O’Conner was the type of justice that should be on the Supreme Court. She made her decisions based on the law and the Constitution, not on her own ideology. For that reason, she was known as a moderate and was often on the majority side of the fence as she cast the swing votes in a number of important cases, including abortion rights.
Unfortunately, it is unlikely that Bush will replace her with another moderate. It is more likely that her replacement will be a conservative Christian who will decide cases on his own value system, much the way Bush runs the country.
That would be extremely detrimental to our democracy as it might eventually lead to a lessoning of religious tolerance.

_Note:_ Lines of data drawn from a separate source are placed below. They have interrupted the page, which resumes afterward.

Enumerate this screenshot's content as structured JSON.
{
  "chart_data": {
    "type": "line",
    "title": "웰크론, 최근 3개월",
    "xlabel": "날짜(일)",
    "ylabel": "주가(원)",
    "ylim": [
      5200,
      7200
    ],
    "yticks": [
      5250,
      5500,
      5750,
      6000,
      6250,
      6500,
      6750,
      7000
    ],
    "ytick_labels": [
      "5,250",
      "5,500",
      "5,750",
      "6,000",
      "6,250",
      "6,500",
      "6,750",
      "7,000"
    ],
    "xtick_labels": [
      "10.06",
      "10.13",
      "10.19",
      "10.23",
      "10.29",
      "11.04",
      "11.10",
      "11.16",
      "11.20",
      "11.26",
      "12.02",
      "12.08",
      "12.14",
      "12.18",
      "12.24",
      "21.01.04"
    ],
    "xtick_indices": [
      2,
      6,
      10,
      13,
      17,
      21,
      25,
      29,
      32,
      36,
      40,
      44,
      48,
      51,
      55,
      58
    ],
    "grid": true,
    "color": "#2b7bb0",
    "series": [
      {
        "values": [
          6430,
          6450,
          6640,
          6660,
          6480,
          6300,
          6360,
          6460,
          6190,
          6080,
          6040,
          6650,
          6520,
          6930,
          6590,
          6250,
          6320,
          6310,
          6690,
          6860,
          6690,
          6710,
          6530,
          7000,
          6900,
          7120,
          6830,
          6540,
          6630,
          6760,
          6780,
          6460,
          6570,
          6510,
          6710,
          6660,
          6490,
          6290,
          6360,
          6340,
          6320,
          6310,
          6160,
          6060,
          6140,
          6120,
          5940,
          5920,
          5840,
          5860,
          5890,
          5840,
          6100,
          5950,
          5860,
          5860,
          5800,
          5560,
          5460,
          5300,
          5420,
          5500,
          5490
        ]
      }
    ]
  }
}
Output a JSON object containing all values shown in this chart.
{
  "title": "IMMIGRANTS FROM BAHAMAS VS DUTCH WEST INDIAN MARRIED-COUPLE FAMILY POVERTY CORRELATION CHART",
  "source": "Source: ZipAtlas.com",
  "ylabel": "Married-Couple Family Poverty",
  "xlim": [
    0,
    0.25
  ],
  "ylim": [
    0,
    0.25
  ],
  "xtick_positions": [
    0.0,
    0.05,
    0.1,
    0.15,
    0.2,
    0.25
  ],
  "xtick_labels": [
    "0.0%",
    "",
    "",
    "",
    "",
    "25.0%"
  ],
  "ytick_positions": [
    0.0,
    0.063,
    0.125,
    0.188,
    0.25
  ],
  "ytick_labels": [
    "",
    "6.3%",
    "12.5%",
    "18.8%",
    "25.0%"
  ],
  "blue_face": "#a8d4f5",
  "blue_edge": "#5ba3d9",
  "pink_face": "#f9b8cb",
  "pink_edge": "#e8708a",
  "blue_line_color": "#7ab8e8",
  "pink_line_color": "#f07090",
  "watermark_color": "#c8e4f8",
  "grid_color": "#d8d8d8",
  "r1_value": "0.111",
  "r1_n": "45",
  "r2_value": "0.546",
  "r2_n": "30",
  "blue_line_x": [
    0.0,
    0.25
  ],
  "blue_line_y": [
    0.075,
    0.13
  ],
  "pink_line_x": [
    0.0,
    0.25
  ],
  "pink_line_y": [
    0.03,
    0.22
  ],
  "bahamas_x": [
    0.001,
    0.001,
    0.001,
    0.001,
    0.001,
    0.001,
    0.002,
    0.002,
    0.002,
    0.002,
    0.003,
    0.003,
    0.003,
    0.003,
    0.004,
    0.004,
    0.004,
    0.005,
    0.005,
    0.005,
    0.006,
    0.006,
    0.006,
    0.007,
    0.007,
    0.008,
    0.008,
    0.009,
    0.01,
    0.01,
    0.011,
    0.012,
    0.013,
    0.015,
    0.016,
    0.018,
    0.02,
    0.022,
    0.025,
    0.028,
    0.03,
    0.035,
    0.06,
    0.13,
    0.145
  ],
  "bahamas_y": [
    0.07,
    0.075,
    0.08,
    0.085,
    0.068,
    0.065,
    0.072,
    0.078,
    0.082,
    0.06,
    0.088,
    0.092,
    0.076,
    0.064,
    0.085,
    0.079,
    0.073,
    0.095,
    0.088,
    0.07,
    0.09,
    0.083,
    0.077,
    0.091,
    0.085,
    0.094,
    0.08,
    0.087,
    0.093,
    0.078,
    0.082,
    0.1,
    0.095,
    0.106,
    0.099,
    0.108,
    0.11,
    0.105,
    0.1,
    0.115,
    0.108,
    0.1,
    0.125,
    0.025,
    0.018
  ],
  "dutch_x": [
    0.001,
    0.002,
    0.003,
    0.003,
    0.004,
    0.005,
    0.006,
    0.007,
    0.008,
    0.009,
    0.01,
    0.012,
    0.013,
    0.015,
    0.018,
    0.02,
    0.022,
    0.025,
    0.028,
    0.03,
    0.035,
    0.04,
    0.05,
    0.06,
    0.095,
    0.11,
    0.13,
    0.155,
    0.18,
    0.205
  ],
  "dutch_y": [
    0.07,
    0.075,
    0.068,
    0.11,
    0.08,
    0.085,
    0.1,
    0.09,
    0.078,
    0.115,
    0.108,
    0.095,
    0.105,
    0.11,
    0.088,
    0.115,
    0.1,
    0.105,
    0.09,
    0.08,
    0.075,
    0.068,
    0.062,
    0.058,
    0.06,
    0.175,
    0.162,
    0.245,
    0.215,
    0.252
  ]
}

As Justice David Souter wrote in his remarks in the recent Ten Commandments ruling, “A purpose to favor one faith over another, or adherence to religion generally, clashes with the understanding that liberty and social stability demand a tolerance that respects the religious views of all citizens.”

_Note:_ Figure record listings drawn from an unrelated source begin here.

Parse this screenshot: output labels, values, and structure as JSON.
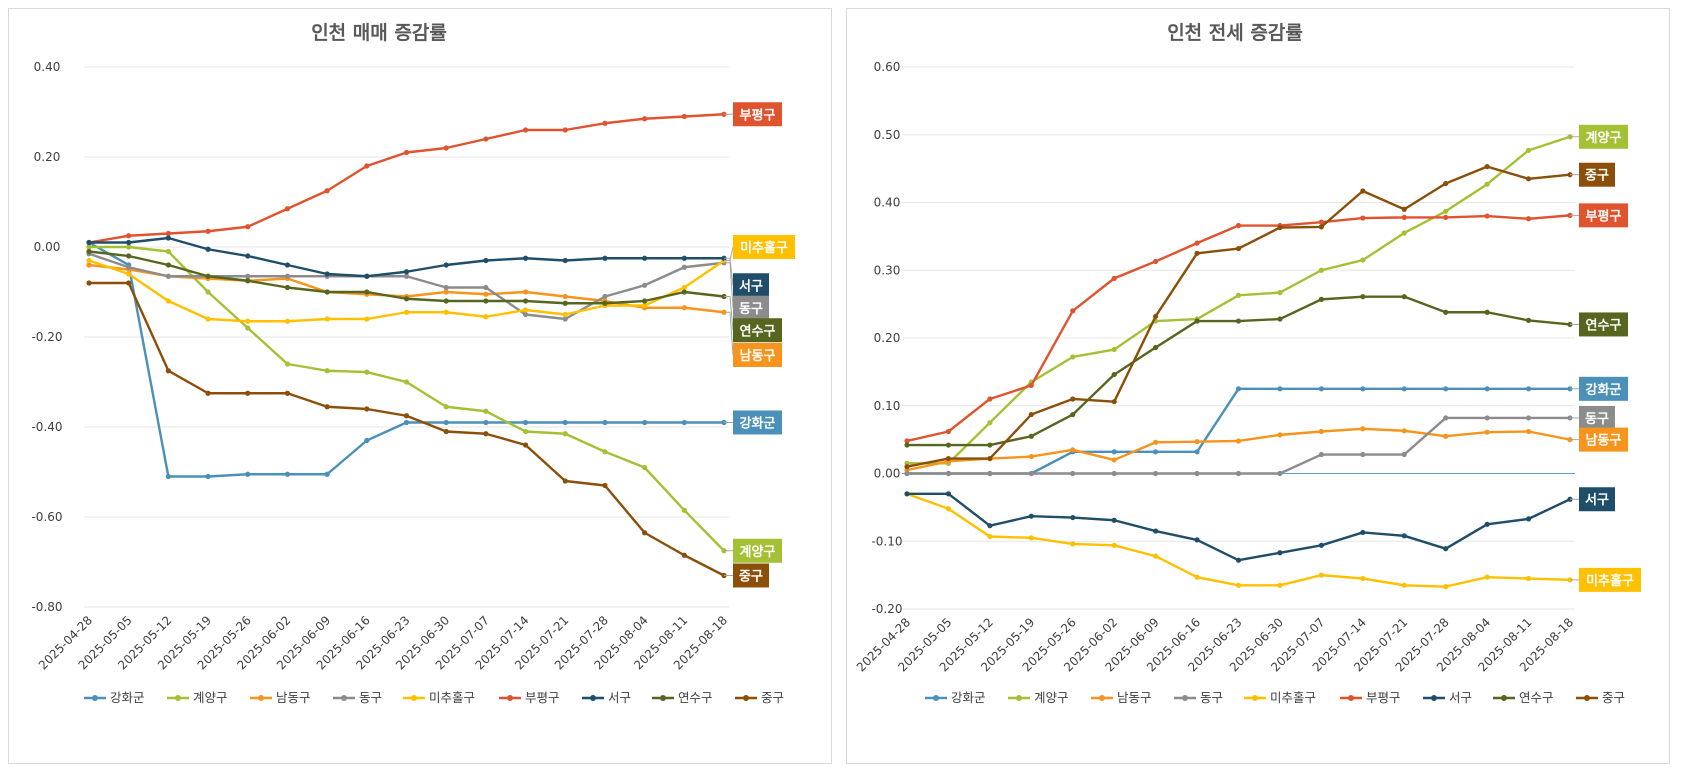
{
  "colors": {
    "강화군": "#4a90b8",
    "계양구": "#a4c034",
    "남동구": "#f7941d",
    "동구": "#8c8c8c",
    "미추홀구": "#ffc000",
    "부평구": "#e0532f",
    "서구": "#1f4e6b",
    "연수구": "#56661e",
    "중구": "#8b4f0a"
  },
  "chart_data": [
    {
      "type": "line",
      "title": "인천 매매 증감률",
      "x": [
        "2025-04-28",
        "2025-05-05",
        "2025-05-12",
        "2025-05-19",
        "2025-05-26",
        "2025-06-02",
        "2025-06-09",
        "2025-06-16",
        "2025-06-23",
        "2025-06-30",
        "2025-07-07",
        "2025-07-14",
        "2025-07-21",
        "2025-07-28",
        "2025-08-04",
        "2025-08-11",
        "2025-08-18"
      ],
      "ylim": [
        -0.8,
        0.4
      ],
      "yticks": [
        "0.40",
        "0.20",
        "0.00",
        "-0.20",
        "-0.40",
        "-0.60",
        "-0.80"
      ],
      "ytick_values": [
        0.4,
        0.2,
        0.0,
        -0.2,
        -0.4,
        -0.6,
        -0.8
      ],
      "legend_position": "bottom",
      "series": [
        {
          "name": "강화군",
          "values": [
            0.01,
            -0.04,
            -0.51,
            -0.51,
            -0.505,
            -0.505,
            -0.505,
            -0.43,
            -0.39,
            -0.39,
            -0.39,
            -0.39,
            -0.39,
            -0.39,
            -0.39,
            -0.39,
            -0.39
          ]
        },
        {
          "name": "계양구",
          "values": [
            0.0,
            0.0,
            -0.01,
            -0.1,
            -0.18,
            -0.26,
            -0.275,
            -0.278,
            -0.3,
            -0.355,
            -0.365,
            -0.41,
            -0.415,
            -0.455,
            -0.49,
            -0.585,
            -0.675
          ]
        },
        {
          "name": "남동구",
          "values": [
            -0.04,
            -0.05,
            -0.065,
            -0.07,
            -0.075,
            -0.07,
            -0.1,
            -0.105,
            -0.11,
            -0.1,
            -0.105,
            -0.1,
            -0.11,
            -0.12,
            -0.135,
            -0.135,
            -0.145
          ]
        },
        {
          "name": "동구",
          "values": [
            -0.015,
            -0.045,
            -0.065,
            -0.065,
            -0.065,
            -0.065,
            -0.065,
            -0.065,
            -0.065,
            -0.09,
            -0.09,
            -0.15,
            -0.16,
            -0.11,
            -0.085,
            -0.045,
            -0.035
          ]
        },
        {
          "name": "미추홀구",
          "values": [
            -0.03,
            -0.06,
            -0.12,
            -0.16,
            -0.165,
            -0.165,
            -0.16,
            -0.16,
            -0.145,
            -0.145,
            -0.155,
            -0.14,
            -0.15,
            -0.13,
            -0.13,
            -0.09,
            -0.03
          ]
        },
        {
          "name": "부평구",
          "values": [
            0.01,
            0.025,
            0.03,
            0.035,
            0.045,
            0.085,
            0.125,
            0.18,
            0.21,
            0.22,
            0.24,
            0.26,
            0.26,
            0.275,
            0.285,
            0.29,
            0.295
          ]
        },
        {
          "name": "서구",
          "values": [
            0.01,
            0.01,
            0.02,
            -0.005,
            -0.02,
            -0.04,
            -0.06,
            -0.065,
            -0.055,
            -0.04,
            -0.03,
            -0.025,
            -0.03,
            -0.025,
            -0.025,
            -0.025,
            -0.025
          ]
        },
        {
          "name": "연수구",
          "values": [
            -0.01,
            -0.02,
            -0.04,
            -0.065,
            -0.075,
            -0.09,
            -0.1,
            -0.1,
            -0.115,
            -0.12,
            -0.12,
            -0.12,
            -0.125,
            -0.125,
            -0.12,
            -0.1,
            -0.11
          ]
        },
        {
          "name": "중구",
          "values": [
            -0.08,
            -0.08,
            -0.275,
            -0.325,
            -0.325,
            -0.325,
            -0.355,
            -0.36,
            -0.375,
            -0.41,
            -0.415,
            -0.44,
            -0.52,
            -0.53,
            -0.635,
            -0.685,
            -0.73
          ]
        }
      ],
      "end_labels": [
        {
          "name": "부평구",
          "text": "부평구"
        },
        {
          "name": "미추홀구",
          "text": "미추홀구"
        },
        {
          "name": "서구",
          "text": "서구"
        },
        {
          "name": "동구",
          "text": "동구"
        },
        {
          "name": "연수구",
          "text": "연수구"
        },
        {
          "name": "남동구",
          "text": "남동구"
        },
        {
          "name": "강화군",
          "text": "강화군"
        },
        {
          "name": "계양구",
          "text": "계양구"
        },
        {
          "name": "중구",
          "text": "중구"
        }
      ]
    },
    {
      "type": "line",
      "title": "인천 전세 증감률",
      "x": [
        "2025-04-28",
        "2025-05-05",
        "2025-05-12",
        "2025-05-19",
        "2025-05-26",
        "2025-06-02",
        "2025-06-09",
        "2025-06-16",
        "2025-06-23",
        "2025-06-30",
        "2025-07-07",
        "2025-07-14",
        "2025-07-21",
        "2025-07-28",
        "2025-08-04",
        "2025-08-11",
        "2025-08-18"
      ],
      "ylim": [
        -0.2,
        0.6
      ],
      "yticks": [
        "0.60",
        "0.50",
        "0.40",
        "0.30",
        "0.20",
        "0.10",
        "0.00",
        "-0.10",
        "-0.20"
      ],
      "ytick_values": [
        0.6,
        0.5,
        0.4,
        0.3,
        0.2,
        0.1,
        0.0,
        -0.1,
        -0.2
      ],
      "legend_position": "bottom",
      "series": [
        {
          "name": "강화군",
          "values": [
            0.0,
            0.0,
            0.0,
            0.0,
            0.032,
            0.032,
            0.032,
            0.032,
            0.125,
            0.125,
            0.125,
            0.125,
            0.125,
            0.125,
            0.125,
            0.125,
            0.125
          ]
        },
        {
          "name": "계양구",
          "values": [
            0.015,
            0.015,
            0.075,
            0.135,
            0.172,
            0.183,
            0.225,
            0.228,
            0.263,
            0.267,
            0.3,
            0.315,
            0.355,
            0.387,
            0.427,
            0.477,
            0.497
          ]
        },
        {
          "name": "남동구",
          "values": [
            0.005,
            0.018,
            0.022,
            0.025,
            0.035,
            0.02,
            0.046,
            0.047,
            0.048,
            0.057,
            0.062,
            0.066,
            0.063,
            0.055,
            0.061,
            0.062,
            0.05
          ]
        },
        {
          "name": "동구",
          "values": [
            0.0,
            0.0,
            0.0,
            0.0,
            0.0,
            0.0,
            0.0,
            0.0,
            0.0,
            0.0,
            0.028,
            0.028,
            0.028,
            0.082,
            0.082,
            0.082,
            0.082
          ]
        },
        {
          "name": "미추홀구",
          "values": [
            -0.03,
            -0.052,
            -0.093,
            -0.095,
            -0.104,
            -0.106,
            -0.122,
            -0.153,
            -0.165,
            -0.165,
            -0.15,
            -0.155,
            -0.165,
            -0.167,
            -0.153,
            -0.155,
            -0.157
          ]
        },
        {
          "name": "부평구",
          "values": [
            0.048,
            0.062,
            0.11,
            0.13,
            0.24,
            0.288,
            0.313,
            0.34,
            0.366,
            0.366,
            0.371,
            0.377,
            0.378,
            0.378,
            0.38,
            0.376,
            0.381
          ]
        },
        {
          "name": "서구",
          "values": [
            -0.03,
            -0.03,
            -0.077,
            -0.063,
            -0.065,
            -0.069,
            -0.085,
            -0.098,
            -0.128,
            -0.117,
            -0.106,
            -0.087,
            -0.092,
            -0.111,
            -0.075,
            -0.067,
            -0.038
          ]
        },
        {
          "name": "연수구",
          "values": [
            0.042,
            0.042,
            0.042,
            0.055,
            0.087,
            0.146,
            0.186,
            0.225,
            0.225,
            0.228,
            0.257,
            0.261,
            0.261,
            0.238,
            0.238,
            0.226,
            0.22
          ]
        },
        {
          "name": "중구",
          "values": [
            0.01,
            0.022,
            0.022,
            0.087,
            0.11,
            0.106,
            0.232,
            0.325,
            0.332,
            0.363,
            0.364,
            0.417,
            0.39,
            0.428,
            0.453,
            0.435,
            0.441
          ]
        }
      ],
      "end_labels": [
        {
          "name": "계양구",
          "text": "계양구"
        },
        {
          "name": "중구",
          "text": "중구"
        },
        {
          "name": "부평구",
          "text": "부평구"
        },
        {
          "name": "연수구",
          "text": "연수구"
        },
        {
          "name": "강화군",
          "text": "강화군"
        },
        {
          "name": "동구",
          "text": "동구"
        },
        {
          "name": "남동구",
          "text": "남동구"
        },
        {
          "name": "서구",
          "text": "서구"
        },
        {
          "name": "미추홀구",
          "text": "미추홀구"
        }
      ]
    }
  ]
}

Bush is under pressure from conservatives to appoint someone with a history of opposing abortion rights. But Bush stated he would select someone who would faithfully interpret the laws and the Constitution.

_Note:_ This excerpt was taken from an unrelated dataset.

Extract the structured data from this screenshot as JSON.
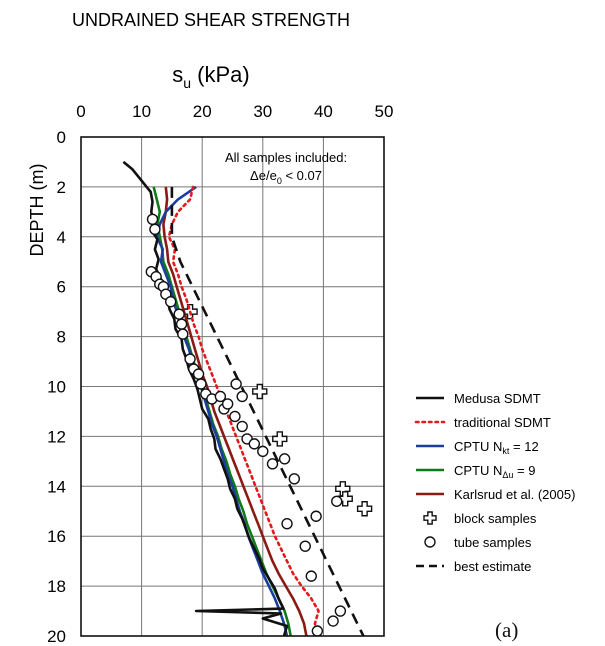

That would be nice, but what he really meant was he would appoint someone who would faithfully interpret the laws and the Constitution from the perspective of the Bush Administration. He has a strong track record of making such appointments.
Obviously, any president would be tempted to appoint federal justices with an ideological slant similar to their own. That is why there are currently four conservatives and four liberals on the High Court.
But sometimes, a president gets it right. Ronald Reagan was a conservative. Yet he appointed O’Conner in 1981, the first woman to ever sit on the Supreme Court, and a moderate.
Not everyone always agreed with her decisions, including me. That’s not the point. She didn’t decide cases based on popularity of opinion or by referendum of the masses. She seldom tipped her hand in advance of a decision because she wanted to be very deliberate in making it.
Although in a perfect world, all judges would be completely neutral, we’re not living in a perfect world. Knowing there is no way Bush will ever appoint a moderate, let alone a liberal, even most Democrats are willing to go along with a conservative, at least up to a point.
But if Bush appoints another ultra-conservative to replace a moderate, don’t rule out the possibility of another Senate filibuster.
Bush said that the country deserves a “dignified process of confirmation.” I agree, except that’s just more Bush-speak for “Let me have my way without arguing over it.” The only way we can have a dignified confirmation process is if he appoints someone who is ideologically neutral.
Bush has never had to replace a Supreme Court justice. In fact, it has been 11 years since the last time one was appointed.
He might offer up a surprise nominee. He has taken a lot of flack lately over some of his other appointees, including his choice for U.N. ambassador, John Bolton. He may not be in the mood for yet another confirmation battle.
But don’t look forward to any moderation on Bush’s part. He is one of the most obstinate presidents in decades. So his nominee will probably be an arch-conservative. If so, anything’s possible in the Senate.